The two servants who doubled their master’s wealth were appropriately rewarded and entrusted with even more. Lesson: God’s expectations are not beyond reach. The faithful can and will produce more for the Lord.

The servant who buried his master’s wealth and then returned it upon demand was punished for wickedness and laziness. Yet no mention is made of wicked behavior. Lesson: We don’t have to actively engage in immorality of any kind to be wicked. We only have to be uncommitted!

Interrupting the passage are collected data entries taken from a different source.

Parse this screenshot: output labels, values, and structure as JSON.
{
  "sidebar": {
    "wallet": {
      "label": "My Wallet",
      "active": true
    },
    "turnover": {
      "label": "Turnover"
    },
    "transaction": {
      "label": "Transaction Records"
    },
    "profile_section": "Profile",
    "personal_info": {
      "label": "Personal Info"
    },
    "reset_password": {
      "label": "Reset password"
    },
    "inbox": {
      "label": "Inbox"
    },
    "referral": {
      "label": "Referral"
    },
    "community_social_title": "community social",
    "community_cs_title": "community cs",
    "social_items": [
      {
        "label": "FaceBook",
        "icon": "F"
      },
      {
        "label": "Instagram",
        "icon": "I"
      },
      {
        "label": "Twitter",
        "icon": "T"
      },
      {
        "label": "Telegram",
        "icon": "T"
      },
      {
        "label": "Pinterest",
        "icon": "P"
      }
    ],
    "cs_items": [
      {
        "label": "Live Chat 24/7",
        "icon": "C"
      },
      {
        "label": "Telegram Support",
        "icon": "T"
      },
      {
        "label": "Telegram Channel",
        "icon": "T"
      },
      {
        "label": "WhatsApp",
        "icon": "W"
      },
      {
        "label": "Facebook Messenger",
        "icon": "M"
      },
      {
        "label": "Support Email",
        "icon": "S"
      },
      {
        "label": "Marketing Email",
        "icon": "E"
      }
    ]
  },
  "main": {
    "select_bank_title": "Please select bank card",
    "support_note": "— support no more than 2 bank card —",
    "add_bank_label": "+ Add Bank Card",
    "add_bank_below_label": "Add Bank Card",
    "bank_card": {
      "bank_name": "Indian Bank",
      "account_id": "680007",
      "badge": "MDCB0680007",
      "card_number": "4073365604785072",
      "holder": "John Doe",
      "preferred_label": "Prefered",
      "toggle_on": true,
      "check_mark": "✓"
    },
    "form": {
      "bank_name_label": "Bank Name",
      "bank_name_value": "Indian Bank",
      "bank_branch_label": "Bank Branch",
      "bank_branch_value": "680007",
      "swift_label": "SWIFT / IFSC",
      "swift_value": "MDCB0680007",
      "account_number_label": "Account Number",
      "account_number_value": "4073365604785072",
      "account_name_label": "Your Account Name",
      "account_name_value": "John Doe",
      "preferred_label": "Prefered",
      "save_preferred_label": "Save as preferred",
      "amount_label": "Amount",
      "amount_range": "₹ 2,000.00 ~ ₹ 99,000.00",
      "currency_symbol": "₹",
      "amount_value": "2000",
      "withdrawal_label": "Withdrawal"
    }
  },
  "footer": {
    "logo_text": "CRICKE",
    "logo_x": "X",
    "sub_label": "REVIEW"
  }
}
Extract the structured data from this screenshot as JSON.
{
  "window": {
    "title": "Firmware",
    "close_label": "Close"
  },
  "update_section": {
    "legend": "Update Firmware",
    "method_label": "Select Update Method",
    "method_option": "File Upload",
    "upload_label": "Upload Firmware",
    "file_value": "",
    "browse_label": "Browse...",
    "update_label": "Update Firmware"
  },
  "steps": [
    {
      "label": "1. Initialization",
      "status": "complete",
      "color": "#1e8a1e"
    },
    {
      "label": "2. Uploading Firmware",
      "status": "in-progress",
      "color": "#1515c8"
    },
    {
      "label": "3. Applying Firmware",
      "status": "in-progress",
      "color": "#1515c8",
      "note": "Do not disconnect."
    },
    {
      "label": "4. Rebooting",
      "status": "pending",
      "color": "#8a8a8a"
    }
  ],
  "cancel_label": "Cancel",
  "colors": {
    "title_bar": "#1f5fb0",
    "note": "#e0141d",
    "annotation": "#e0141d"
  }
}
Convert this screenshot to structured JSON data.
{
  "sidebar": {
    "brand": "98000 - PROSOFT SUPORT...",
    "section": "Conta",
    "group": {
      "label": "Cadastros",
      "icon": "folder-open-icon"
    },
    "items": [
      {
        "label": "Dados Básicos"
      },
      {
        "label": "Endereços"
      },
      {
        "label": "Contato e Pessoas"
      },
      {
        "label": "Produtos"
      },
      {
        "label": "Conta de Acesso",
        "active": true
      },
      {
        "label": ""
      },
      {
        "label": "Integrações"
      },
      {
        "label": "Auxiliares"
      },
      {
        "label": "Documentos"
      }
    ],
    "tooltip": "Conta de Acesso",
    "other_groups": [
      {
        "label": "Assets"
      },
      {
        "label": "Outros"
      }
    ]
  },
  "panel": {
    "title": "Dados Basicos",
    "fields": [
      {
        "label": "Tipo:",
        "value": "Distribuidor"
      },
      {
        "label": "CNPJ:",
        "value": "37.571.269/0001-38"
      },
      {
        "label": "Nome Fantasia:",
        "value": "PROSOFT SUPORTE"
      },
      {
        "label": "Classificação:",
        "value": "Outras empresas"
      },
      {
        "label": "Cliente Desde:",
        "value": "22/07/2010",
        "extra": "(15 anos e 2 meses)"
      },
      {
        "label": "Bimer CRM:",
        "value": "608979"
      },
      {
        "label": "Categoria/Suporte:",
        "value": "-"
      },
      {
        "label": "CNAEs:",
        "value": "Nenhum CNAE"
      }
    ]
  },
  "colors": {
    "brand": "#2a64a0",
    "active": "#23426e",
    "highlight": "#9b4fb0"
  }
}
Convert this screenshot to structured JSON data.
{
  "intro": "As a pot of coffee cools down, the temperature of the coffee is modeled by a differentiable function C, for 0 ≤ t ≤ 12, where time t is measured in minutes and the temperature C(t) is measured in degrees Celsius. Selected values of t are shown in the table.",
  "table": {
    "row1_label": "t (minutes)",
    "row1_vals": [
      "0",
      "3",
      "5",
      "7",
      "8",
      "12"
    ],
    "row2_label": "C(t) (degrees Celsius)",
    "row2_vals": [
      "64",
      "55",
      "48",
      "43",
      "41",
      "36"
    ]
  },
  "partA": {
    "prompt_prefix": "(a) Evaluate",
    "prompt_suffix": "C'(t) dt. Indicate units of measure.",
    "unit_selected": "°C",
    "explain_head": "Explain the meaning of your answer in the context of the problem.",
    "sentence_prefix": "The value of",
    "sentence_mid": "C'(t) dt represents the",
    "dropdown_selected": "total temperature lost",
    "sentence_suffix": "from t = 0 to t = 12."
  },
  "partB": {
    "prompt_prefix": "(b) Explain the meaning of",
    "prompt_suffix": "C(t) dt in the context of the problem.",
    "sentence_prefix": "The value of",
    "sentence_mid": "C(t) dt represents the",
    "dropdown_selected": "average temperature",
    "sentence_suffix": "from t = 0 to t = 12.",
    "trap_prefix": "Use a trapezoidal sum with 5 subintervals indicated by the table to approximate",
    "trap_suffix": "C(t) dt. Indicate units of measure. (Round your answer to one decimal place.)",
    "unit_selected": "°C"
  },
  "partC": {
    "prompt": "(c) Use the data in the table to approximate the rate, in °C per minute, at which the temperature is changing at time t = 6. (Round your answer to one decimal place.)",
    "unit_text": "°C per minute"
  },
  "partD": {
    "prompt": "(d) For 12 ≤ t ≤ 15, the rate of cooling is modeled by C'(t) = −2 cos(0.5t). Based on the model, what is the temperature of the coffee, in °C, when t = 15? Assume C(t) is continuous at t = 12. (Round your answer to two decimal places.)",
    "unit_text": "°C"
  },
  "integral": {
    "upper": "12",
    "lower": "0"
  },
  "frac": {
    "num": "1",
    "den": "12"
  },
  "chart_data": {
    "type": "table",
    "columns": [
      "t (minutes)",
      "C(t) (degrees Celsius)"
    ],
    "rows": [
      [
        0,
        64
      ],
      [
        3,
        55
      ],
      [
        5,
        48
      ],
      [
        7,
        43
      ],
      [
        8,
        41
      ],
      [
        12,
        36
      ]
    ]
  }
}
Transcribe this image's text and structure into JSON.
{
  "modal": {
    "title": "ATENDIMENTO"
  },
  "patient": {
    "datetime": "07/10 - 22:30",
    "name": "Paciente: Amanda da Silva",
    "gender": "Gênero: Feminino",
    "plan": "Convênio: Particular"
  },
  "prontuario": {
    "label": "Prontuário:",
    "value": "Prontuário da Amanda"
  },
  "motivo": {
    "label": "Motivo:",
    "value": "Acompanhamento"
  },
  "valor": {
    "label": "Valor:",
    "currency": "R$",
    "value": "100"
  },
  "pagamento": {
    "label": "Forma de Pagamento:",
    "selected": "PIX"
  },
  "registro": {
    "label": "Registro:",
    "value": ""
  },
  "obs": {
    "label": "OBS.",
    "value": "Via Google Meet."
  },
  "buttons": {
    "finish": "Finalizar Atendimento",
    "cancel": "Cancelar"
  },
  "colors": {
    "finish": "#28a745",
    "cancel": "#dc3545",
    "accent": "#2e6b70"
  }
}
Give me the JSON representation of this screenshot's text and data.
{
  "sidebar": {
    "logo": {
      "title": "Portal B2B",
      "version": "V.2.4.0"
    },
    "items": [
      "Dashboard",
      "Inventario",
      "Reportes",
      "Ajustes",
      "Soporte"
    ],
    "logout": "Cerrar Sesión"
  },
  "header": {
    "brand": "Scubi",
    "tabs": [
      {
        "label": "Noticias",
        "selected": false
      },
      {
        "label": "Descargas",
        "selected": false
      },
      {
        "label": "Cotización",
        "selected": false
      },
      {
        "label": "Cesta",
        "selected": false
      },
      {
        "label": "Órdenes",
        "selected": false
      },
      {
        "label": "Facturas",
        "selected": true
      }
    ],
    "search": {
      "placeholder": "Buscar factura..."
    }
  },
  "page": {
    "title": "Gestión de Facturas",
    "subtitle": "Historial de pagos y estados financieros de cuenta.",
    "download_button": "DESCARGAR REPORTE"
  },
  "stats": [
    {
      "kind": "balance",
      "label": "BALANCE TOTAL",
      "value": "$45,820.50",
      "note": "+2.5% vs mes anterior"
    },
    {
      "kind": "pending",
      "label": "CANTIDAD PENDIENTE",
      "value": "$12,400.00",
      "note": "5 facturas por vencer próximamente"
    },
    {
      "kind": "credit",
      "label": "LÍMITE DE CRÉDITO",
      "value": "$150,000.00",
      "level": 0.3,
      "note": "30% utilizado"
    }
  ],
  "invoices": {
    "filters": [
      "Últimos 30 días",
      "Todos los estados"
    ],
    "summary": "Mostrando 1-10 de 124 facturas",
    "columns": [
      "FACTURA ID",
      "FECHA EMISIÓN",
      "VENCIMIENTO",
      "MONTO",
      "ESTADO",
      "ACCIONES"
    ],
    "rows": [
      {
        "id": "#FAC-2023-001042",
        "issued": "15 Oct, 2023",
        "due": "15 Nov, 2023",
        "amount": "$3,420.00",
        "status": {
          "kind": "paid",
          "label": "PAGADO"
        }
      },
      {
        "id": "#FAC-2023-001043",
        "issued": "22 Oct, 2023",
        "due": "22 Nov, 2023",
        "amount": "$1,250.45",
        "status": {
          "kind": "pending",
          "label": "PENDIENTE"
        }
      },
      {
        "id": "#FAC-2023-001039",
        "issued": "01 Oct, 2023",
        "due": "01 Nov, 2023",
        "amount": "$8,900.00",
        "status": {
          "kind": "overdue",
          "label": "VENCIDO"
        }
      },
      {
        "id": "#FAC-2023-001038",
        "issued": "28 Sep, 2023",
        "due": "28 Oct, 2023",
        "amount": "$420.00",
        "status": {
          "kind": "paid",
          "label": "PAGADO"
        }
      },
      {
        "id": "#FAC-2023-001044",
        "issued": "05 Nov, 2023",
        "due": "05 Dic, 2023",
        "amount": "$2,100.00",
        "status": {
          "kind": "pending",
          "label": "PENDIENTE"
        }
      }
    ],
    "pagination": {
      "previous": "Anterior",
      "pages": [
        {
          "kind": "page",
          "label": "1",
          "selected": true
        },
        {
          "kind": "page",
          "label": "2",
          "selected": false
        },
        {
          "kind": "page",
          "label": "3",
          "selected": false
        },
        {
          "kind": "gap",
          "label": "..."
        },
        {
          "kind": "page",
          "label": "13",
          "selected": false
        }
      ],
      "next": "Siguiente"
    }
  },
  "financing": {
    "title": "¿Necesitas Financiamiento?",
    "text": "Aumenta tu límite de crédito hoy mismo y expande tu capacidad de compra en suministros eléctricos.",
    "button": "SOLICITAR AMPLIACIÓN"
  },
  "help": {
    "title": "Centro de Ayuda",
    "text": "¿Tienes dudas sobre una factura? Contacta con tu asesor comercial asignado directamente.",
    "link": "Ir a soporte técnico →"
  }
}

The servant admitted his fear as justification for not risking his master’s money. In one sense that fear was justified, he knew his master not only had expectations but that he would also punish failure. However, his paralyzing fear was in fact unjustified, for he assumed failure without effort. To do so assumes that God doesn’t know our abilities after all. To do so also assumes God’s tasks for us are sometimes impossible. Yet the success of the other servants demonstrates just the opposite. Lesson: It is sometimes easier for me to dismiss the Lord’s expectations as unreasonable and unattainable. But Scripture never describes the efforts of the faithful as unsuccessful. We cannot fail in our responsibilities if we strive to meet them (1 Jn. 4:4), and we can never succeed if we assume we can’t.

Christianity is personal. God has blessed me, and God has given me everything I need to succeed (Eph. 1:3). Winning faith demands that I accept and trust the One who has entrusted me.